THÉÂTRE : Pourquoi rêver ?

Anne-Marie Cadieux et Henri Chassé dans Le traitement de la nuit, photos: Yanick Macdonald

Le traitement de la nuit d’Evelyne de la Chenelière trace un chemin sinueux entre rêve et réalité. À la mise en scène et à la scénographie, le duo formé par Denis Marleau et Stéphanie Jasmin y ajoute des couches d’interprétation qui font du spectacle un objet d’une grande théâtralité, maquillant habilement sous le rire plusieurs drames de notre époque.

Si des thèmes chers à Evelyne de la Chenelière comme la famille et les relations homme-femme reviennent dans Le traitement de la nuit, il nous est apparu que la dramaturge expérimente ici avec un style davantage porté vers la comédie noire avec Le traitement de la nuit. On y retrouve des accents woolfiens (comme dans Virginia) de Lumières, lumières, lumières – pièce aussi mise en scène par Denis Marleau -, ainsi que des envolées vers le burlesque et le théâtre de l’absurde.

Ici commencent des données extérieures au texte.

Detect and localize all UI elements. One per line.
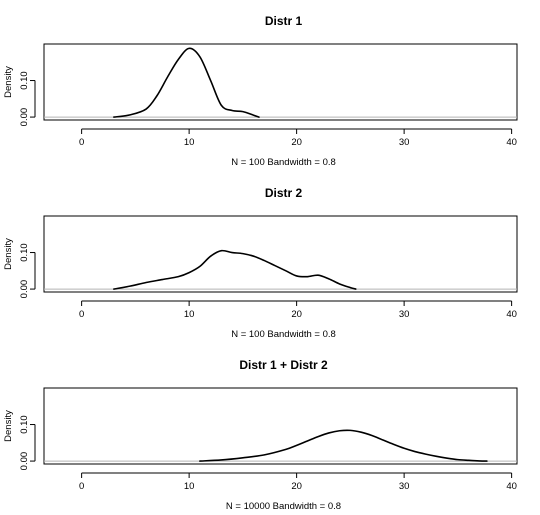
chart-title: Distr 1 + Distr 2 bbox=[239, 358, 328, 372]
density-panel-1: Distr 1 0 10 20 30 40 N = 100 Bandwidth = 0.8 0… bbox=[3, 14, 518, 168]
density-curve-series-1 bbox=[113, 249, 357, 290]
x-tick-label: 40 bbox=[506, 137, 517, 148]
y-tick-label: 0.00 bbox=[19, 452, 30, 471]
x-tick-label: 30 bbox=[399, 309, 410, 320]
x-tick-label: 20 bbox=[291, 137, 302, 148]
y-axis-title: Density bbox=[3, 66, 14, 98]
y-tick-label: 0.00 bbox=[19, 280, 30, 299]
x-tick-label: 10 bbox=[184, 309, 195, 320]
x-tick-label: 40 bbox=[506, 481, 517, 492]
y-axis-title: Density bbox=[3, 238, 14, 270]
x-axis-subtitle: N = 100 Bandwidth = 0.8 bbox=[231, 329, 336, 340]
x-tick-label: 10 bbox=[184, 137, 195, 148]
chart-title: Distr 2 bbox=[265, 186, 303, 200]
x-axis-subtitle: N = 100 Bandwidth = 0.8 bbox=[231, 157, 336, 168]
density-curve-series-1 bbox=[113, 47, 260, 118]
x-tick-label: 30 bbox=[399, 481, 410, 492]
chart-title: Distr 1 bbox=[265, 14, 303, 28]
x-tick-label: 40 bbox=[506, 309, 517, 320]
y-axis-title: Density bbox=[3, 410, 14, 442]
y-tick-label: 0.00 bbox=[19, 108, 30, 127]
x-tick-label: 30 bbox=[399, 137, 410, 148]
x-axis-subtitle: N = 10000 Bandwidth = 0.8 bbox=[226, 501, 341, 512]
density-curve-series-1 bbox=[199, 429, 488, 462]
x-tick-label: 10 bbox=[184, 481, 195, 492]
plot-frame bbox=[43, 215, 518, 293]
y-tick-label: 0.10 bbox=[19, 71, 30, 90]
plot-frame bbox=[43, 43, 518, 121]
y-tick-label: 0.10 bbox=[19, 243, 30, 261]
x-tick-label: 0 bbox=[79, 137, 84, 148]
x-tick-label: 0 bbox=[79, 481, 84, 492]
density-panel-2: Distr 2 0 10 20 30 40 N = 100 Bandwidth = 0.8 0… bbox=[3, 186, 518, 340]
density-panel-3: Distr 1 + Distr 2 0 10 20 30 40 N = 10000 Band… bbox=[3, 358, 518, 512]
y-tick-label: 0.10 bbox=[19, 415, 30, 434]
x-tick-label: 0 bbox=[79, 309, 84, 320]
plot-frame bbox=[43, 387, 518, 465]
x-tick-label: 20 bbox=[291, 481, 302, 492]
x-tick-label: 20 bbox=[291, 309, 302, 320]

Le récit lui-même appelle cette fusion des genres. Quatre personnages interagissent, plus ou moins, afin de présenter leur version personnelle d’événements qu’ils et elles ont, ou pas, vécus. Bernard (Henri Chassé) et Viviane (Anne-Marie Cadieux) sont les parents de Léna (Marie-Pier Labrecque) qui vit une aventure avec Jérémie (Lyndz Dantiste), le jardinier du vaste domaine des parents donnant sur la mer.

Le charme indiscret de cette bourgeoisie révèle très vite la superficialité de la vie de Bernard et de Viviane, la colère de leur fille, ainsi que les plans machiavéliques de Jérémie pour renverser cet ordre établi, quoique fort bancal au demeurant. Qui dit vrai dans ces différentes versions d’un drame à venir ou passé, inventé ou réel, on ne sait trop. Qu’est-ce qui est vraiment arrivé dans la nuit noire des âmes meurtries de ces quatre mal aimés ?

Peu importe en fait, c’est du théâtre et du fort bon d’ailleurs.

Manipulant des répliques faussement banales, le metteur en scène et la scénographe/vidéaste nous montrent toute l’insignifiance et l’hypocrisie des deux propriétaires terriens. Bernard et Viviane ne tentent que de sauver les apparences et leur bonne conscience. Leur vie somme toute médiocre, dont la vraisemblance sonne réellement faux, s’étale devant un écran couvrant toute l’arrière-scène qui célébre, en contraste, le triomphe d’une nature somptueuse et millénaire, composée de splendides couchers de soleil, de vagues et de fougères.

Cauchemar

 » Pourquoi rêver ? « , répétera sans cesse Viviane en insinuant que ses songes sont des cauchemars puisqu’ils ressemblent trop à la vie. Sa fausse candeur et celle de son mari se fracassera lorsque les deux laissent sortir leur colère, voire leur folie. Le mensonge habite aussi leur fille qui se donne des airs nihilistes, mais qui est surtout porteuse de cruauté. Idem pour Jérémie dont les traumatismes de l’enfance sont déconstruits par une attitude tout aussi désinvolte et délètère.

Un passage autoréférentiel à Vers le phare (inspiration woolfienne de Lumières, lumières, lumières) par-ci puisque la Mercedes de Bernard ne possède qu’un phare ; des répliques renvoyant à l’écriture de Ionesco par-là ; la troupe qui déclame plus souvent qu’elle n’incarne, dirigée magnifiquement par Denis Marleau ; la scénographie froide à souhait de Stéphanie Jasmin. Tout nous place cevant un cercle humain aussi infernal qu’insipide.

Si ils et elles vivent tous et toutes mieux dans la nuit, finalement, c’est qu’ils ont des choses désespérantes à cacher sur leur nature profonde. Le plus beau dans cette musique jouée avec subtilité et nuances, mais aussi faite d’éclats incompréhensibles et de déchirements violents, c’est qu’on pourrait y percevoir totalement autre chose. Un spectacle qui ouvre le sens, court, mais dense, drôle, mais tragique.

Parmi l’assistance, on se partage rires et étonnement entre innocence et cynisme. Sans aucun souci de réalisme, Le traitement de la nuit nous fait voir tout ce qui ne va pas, ne va plus, dans notre confort et notre indifférence d’après crise pandémique, dans nos angles vraiment morts et nos faillites intimes.

Vivement un autre jour et un autre monde. Lumières!


Le traitement de la nuit est présenté à Espace GO jusqu’au 2 avril.